Issue ID: graphql-data-output-custom-scalar-string-needed

Average severity: Critical

Description

The schema exposes data using a built-in scalar of the type String in an output position instead of using a domain-specific constrained custom scalar.

For more details, see the GraphQL specification.

Possible exploit scenario

The GraphQL String scalar accepts any UTF-8 text of arbitrary length. It does not define:

  • Maximum length
  • Minimum length
  • Allowed character set
  • Structural format
  • Encoding expectations
  • Domain semantics

Unconstrained String in output position increases the risk of:

  • Accidental exposure of sensitive information
  • Leakage of internal system details
  • Contract instability (format changes across versions)
  • Downstream injection risks in consuming applications
  • Oversized responses leading to performance or availability issues
  • Inconsistent encoding behavior across services

For example, returning internal error messages as a built-in String may expose stack traces, returning file paths may leak infrastructure layout, and returning unrestricted free text may propagate unvalidated content into downstream systems (such as logs, HTML rendering, or report generators). In federated environments, uncontrolled string outputs may propagate across subgraphs and amplify exposure risk.

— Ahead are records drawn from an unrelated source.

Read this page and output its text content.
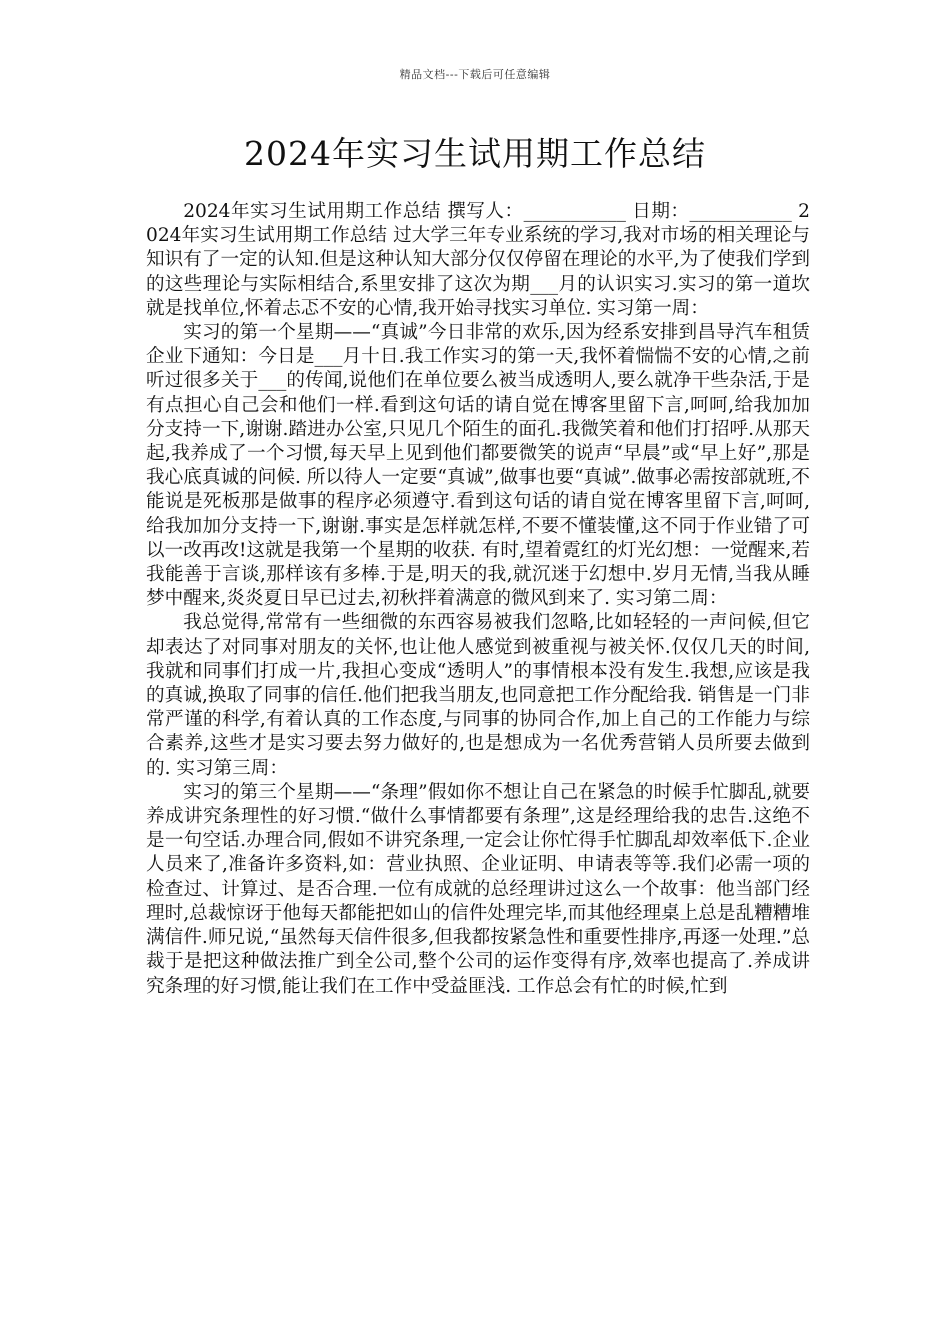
精品文档---下载后可任意编辑
2024年实习生试用期工作总结

2024年实习生试用期工作总结 撰写人：___________ 日期：___________ 2024年实习生试用期工作总结 过大学三年专业系统的学习,我对市场的相关理论与知识有了一定的认知.但是这种认知大部分仅仅停留在理论的水平,为了使我们学到的这些理论与实际相结合,系里安排了这次为期___月的认识实习.实习的第一道坎就是找单位,怀着忐忑不安的心情,我开始寻找实习单位. 实习第一周：

实习的第一个星期——“真诚”今日非常的欢乐,因为经系安排到昌导汽车租赁企业下通知：今日是___月十日.我工作实习的第一天,我怀着惴惴不安的心情,之前听过很多关于___的传闻,说他们在单位要么被当成透明人,要么就净干些杂活,于是有点担心自己会和他们一样.看到这句话的请自觉在博客里留下言,呵呵,给我加加分支持一下,谢谢.踏进办公室,只见几个陌生的面孔.我微笑着和他们打招呼.从那天起,我养成了一个习惯,每天早上见到他们都要微笑的说声“早晨”或“早上好”,那是我心底真诚的问候. 所以待人一定要“真诚”,做事也要“真诚”.做事必需按部就班,不能说是死板那是做事的程序必须遵守.看到这句话的请自觉在博客里留下言,呵呵,给我加加分支持一下,谢谢.事实是怎样就怎样,不要不懂装懂,这不同于作业错了可以一改再改!这就是我第一个星期的收获. 有时,望着霓红的灯光幻想：一觉醒来,若我能善于言谈,那样该有多棒.于是,明天的我,就沉迷于幻想中.岁月无情,当我从睡梦中醒来,炎炎夏日早已过去,初秋拌着满意的微风到来了. 实习第二周：

我总觉得,常常有一些细微的东西容易被我们忽略,比如轻轻的一声问候,但它却表达了对同事对朋友的关怀,也让他人感觉到被重视与被关怀.仅仅几天的时间,我就和同事们打成一片,我担心变成“透明人”的事情根本没有发生.我想,应该是我的真诚,换取了同事的信任.他们把我当朋友,也同意把工作分配给我. 销售是一门非常严谨的科学,有着认真的工作态度,与同事的协同合作,加上自己的工作能力与综合素养,这些才是实习要去努力做好的,也是想成为一名优秀营销人员所要去做到的. 实习第三周：

实习的第三个星期——“条理”假如你不想让自己在紧急的时候手忙脚乱,就要养成讲究条理性的好习惯.“做什么事情都要有条理”,这是经理给我的忠告.这绝不是一句空话.办理合同,假如不讲究条理,一定会让你忙得手忙脚乱却效率低下.企业人员来了,准备许多资料,如：营业执照、企业证明、申请表等等.我们必需一项的检查过、计算过、是否合理.一位有成就的总经理讲过这么一个故事：他当部门经理时,总裁惊讶于他每天都能把如山的信件处理完毕,而其他经理桌上总是乱糟糟堆满信件.师兄说,“虽然每天信件很多,但我都按紧急性和重要性排序,再逐一处理.”总裁于是把这种做法推广到全公司,整个公司的运作变得有序,效率也提高了.养成讲究条理的好习惯,能让我们在工作中受益匪浅. 工作总会有忙的时候,忙到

Because strings often carry business-critical or security-sensitive information, unconstrained output modeling significantly increases data exposure risk. Using domain-specific custom scalars for strings allows explicitly defining maximum length, allowed formats, sensitivity classification, controlled value sets, and explicit contract guarantees.

Remediation

Replace built-in String with constrained custom scalars that explicitly define validation rules. We recommend that you:

  • Define explicit scalars for output strings
  • Enforce maximum length for all output strings
  • Avoid exposing raw internal values

Explicit modeling of output strings strengthens contract clarity, reduces data leakage risk, and improves security governance across API ecosystems.